La bouleversante découverte des merveilles d’Angkor

La première pièce de l’exposition nous plonge dans l’univers personnel de Louis Delaporte: un uniforme, un portrait, des photos de famille, des mémoires. Il faut comprendre l’homme pour saisir la force que revêt l’exposition: l’art khmer s’est d’abord fait connaître sous l’impulsion de sa volonté. Né le 12 janvier 1842, en Touraine, cet homme issu d’un milieu conservateur révèle assez tôt un vif intérêt pour les horizons lointains en entrant à l’école Navale de Brest. Diplômé il devient officier de la Marine française et participe en 1866 à une mission scientifique d’exploration du Mékong.

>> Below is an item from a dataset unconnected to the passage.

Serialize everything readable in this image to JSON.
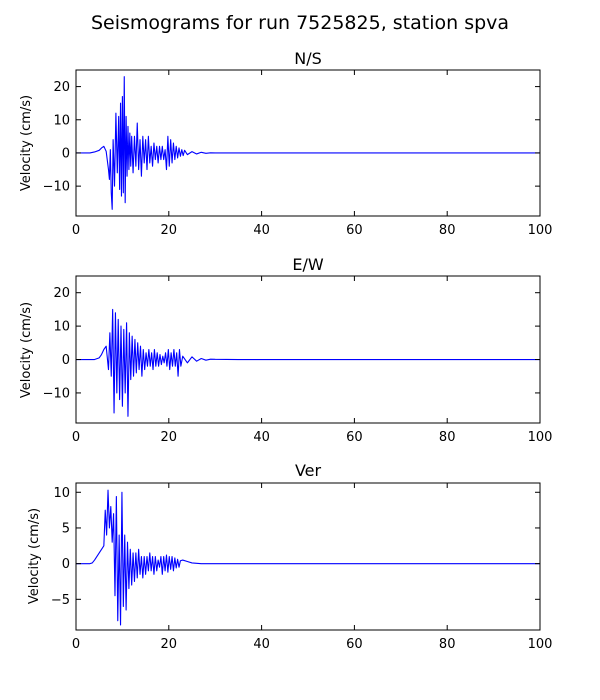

C’est alors que Louis Delaporte fait une rencontre fortuite qui va bouleverser sa vie: non pas celle d’une femme, mais celle du site d’Angkor: «la vue de ces ruines étranges me frappa d’un vif étonnement: je n’admirais pas moins la conception hardie et grandiose de ces monuments que l’harmonie parfaite de toutes leurs parties». C’est cette beauté remarquable qui transparaît des œuvres choisies pour l’exposition.

En 1881, après quelques autres voyages qui fructifient sa découverte et nourrissent ses ambitions, il tombe gravement malade. A partir de là, toute son ambition réside dans le fait de donner à l’art khmer une légitimité aussi importante que celle qui consacre les arts des civilisations antiques égyptiennes, grecques et romaines.

Louis Delaporte, scientifique et ‘premier mécène’ de l’art khmer

Cette révélation de Louis Delaporte pour l’art d’Angkor l’amène, au retour de son premier voyage, à entrer en contact avec le Ministre français de l’instruction publique et des Beaux-arts. Il veut enrichir culturellement la France des «richesses asiatiques dont il n’existe aucun spécimen en Europe». Il se veut garant d’un patrimoine qu’il pense être en péril. En 1873, avec l’appui du roi du Cambodge, il entreprend de collecter des décors architecturaux mais également des données documentaires: plusieurs dessins, photographies, moulages exposés sont les témoins de cette volonté féroce de faire connaître les merveilles de cette civilisation du Cambodge ancien. Ces petits trésors prennent place aux côtés des luxuriantes collections du Louvre. Mais grâce à la persévérance de Louis Delaporte, ils seront exposés en 1874 dans un espace au château de Compiègne et plus tard, en 1890 au Palais du Trocadéro. Malgré son enthousiasme, les expositions au château de Compiègne sont un échec, puisqu’elles sont peu populaires et tombent vite dans l’oubli.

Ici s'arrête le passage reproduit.